I'm driving home. The air is sharp, my eyes aflame with autumn orange and yellow. The oldies station erupts into Van Halen's "Jump." I crank the volume to its natural level, loud enough for a do-it-yourself lithotripsy, but not so that my ears bleed. No doubt it's coincidence that this is the instant a brown dihedral glides out of St. Stephen's Cemetery into the east, just above the telephone poles: turkey vulture.
10 September 2010. Appears in Camroc Press Review.
Train pulls out; Cheryl's off to Boston. A guy approaches my car. "I just came in from Kansas City..." "A likely story," I interrupt, not yet knowing how true. He's in shorts, hiking boots, beat flannel shirt. Gigantic pack, bedroll below, bandanna. "I'm going to Lowell; can you help me with train fare?" Ahh. His accent's not from here. He's wicked plausible. "Where Jack Kerouac was from." I give him the eight bucks.
17 August 2010. Appears in Camroc Press Review.
At the Dunkin Donuts there's a muted television. To compensate there's Elvis on the Muzak, three chatty teen-age girls, and Spanish on a cell phone; cell phones by definition are always too freaking loud. Behind me there's a robust trade in ice, caffeine, and fat calories. I'm composing haiku in my head, but lucky for me the symptoms are subtle and misleading. Anyone who notices is too polite to take me to task.

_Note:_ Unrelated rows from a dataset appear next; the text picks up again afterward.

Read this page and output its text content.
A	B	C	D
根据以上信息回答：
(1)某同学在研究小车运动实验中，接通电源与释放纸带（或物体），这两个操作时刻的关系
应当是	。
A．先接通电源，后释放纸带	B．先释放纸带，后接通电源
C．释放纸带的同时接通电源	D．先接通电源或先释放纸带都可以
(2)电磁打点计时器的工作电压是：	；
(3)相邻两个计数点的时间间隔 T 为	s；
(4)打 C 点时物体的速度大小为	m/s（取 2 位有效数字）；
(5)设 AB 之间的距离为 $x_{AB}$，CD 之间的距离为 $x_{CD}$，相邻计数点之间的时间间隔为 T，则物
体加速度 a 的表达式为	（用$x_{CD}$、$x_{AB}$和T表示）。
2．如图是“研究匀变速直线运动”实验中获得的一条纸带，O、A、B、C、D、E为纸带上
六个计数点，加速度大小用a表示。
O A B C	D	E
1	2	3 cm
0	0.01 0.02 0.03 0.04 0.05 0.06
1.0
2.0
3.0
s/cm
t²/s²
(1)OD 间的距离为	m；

11 August 2010. Appears in i43 of Short, Fast, and Deadly.
Katydids done, birds haven't started; dead silence. An hour before dawn, when blackest imagining and worst-case scenarios entertain the racing insomniac mind, I lie, aware enough to notice the hours chime by too fast. I hear Cheryl breathe; currents tickle my back. Humans breathe each other's air—a most intimate, continuous exchange—yet can't sense how we alter atmospheric gas concentrations. But mosquitoes can.
24 July 2010
Fifty years ago towns bristled with coin-operated telephones, often wrapped in plexiglass-and-aluminum cabinets for audio privacy. One could cheat the Bell System of its real silver dime: talk fast, hang up soon enough. Now dimes are crap, talk is cheap. Cell phones blossom except among misfits, the marginal, the occasional refractory Republican, and it's a sin to be even momentarily incommunicado. I smell progress.

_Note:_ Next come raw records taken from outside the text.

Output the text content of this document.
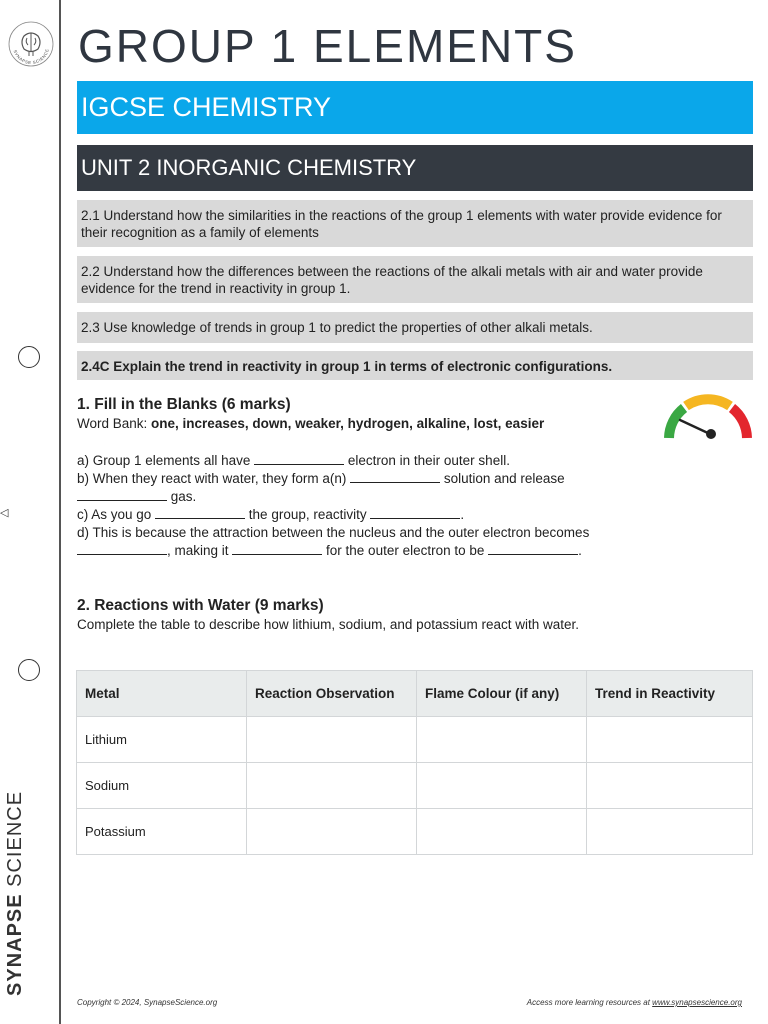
SYNAPSE SCIENCE
◁
SYNAPSE SCIENCE
GROUP 1 ELEMENTS
IGCSE CHEMISTRY
UNIT 2 INORGANIC CHEMISTRY
2.1 Understand how the similarities in the reactions of the group 1 elements with water provide evidence for their recognition as a family of elements
2.2 Understand how the differences between the reactions of the alkali metals with air and water provide evidence for the trend in reactivity in group 1.
2.3 Use knowledge of trends in group 1 to predict the properties of other alkali metals.
2.4C Explain the trend in reactivity in group 1 in terms of electronic configurations.
1. Fill in the Blanks (6 marks)
Word Bank: one, increases, down, weaker, hydrogen, alkaline, lost, easier
a) Group 1 elements all have	electron in their outer shell.
b) When they react with water, they form a(n)	solution and release
gas.
c) As you go	the group, reactivity	.
d) This is because the attraction between the nucleus and the outer electron becomes
, making it	for the outer electron to be	.
2. Reactions with Water (9 marks)
Complete the table to describe how lithium, sodium, and potassium react with water.
Metal	Reaction Observation	Flame Colour (if any)	Trend in Reactivity
Lithium			
Sodium			
Potassium			
Copyright © 2024, SynapseScience.org	Access more learning resources at www.synapsescience.org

15 May 2010. Appears in Magnolia's Press.
Tommy was an Irishman, easily two or three times my age, indoor-pale, with a shy smile, reputed to be drunk twenty-four/seven. He worked with dangerous pre-OSHA machines in the bindery. The massive trimming shears had a safety interlock you had to physically span with both arms spread wide. This effectively prevented inadvertent hand-chopping, but I suspect a determined suicide might have been able to behead himself.
10 May 2010. Appears in Journal of Microliterature.
The vulture floats up from below me, pausing to look me in the eye, perhaps appraising my lifespan: not short enough. She continues to rise, a sublime bird, brown in reflected sunlight, beautiful in her thermal-soaring grace and finesse, beautiful in her power and nonchalance in the teeth of a forty-mile-an-hour wind, terrifying in her diet of putrid carrion. I watch her, beguiling consort of death, for hours.
10 April 2010. Appears in Issue 22 of Short, Fast, and Deadly.
Consider a mutant typewriter on steroids, orders of magnitude more complex than Rube Goldberg's worst nightmare. Think of a sort of self-organizing spidery intelligence emerging from the seeming chaos of hot lead slugs falling into a galley, surrounded by a myriad of large-postage-stamp-sized brass matrices marching ant-like up and down the machine. There is no way a Linotype machine could possibly work, but it did.
23 March 2010. Appears in Issue 17 of Short, Fast, and Deadly.
A Boston-bound Amtrak headlight snaps into view at East Junction. Donald balances on one leg, leans forward toward the train while extending his other leg back like an ice skater, doffs his ever-present baseball cap to the oncoming Acela, and curls his tongue out and down beneath an upper jaw totally devoid of incisors. This man is a living gargoyle, I think, and realize that we don't have much more to talk about.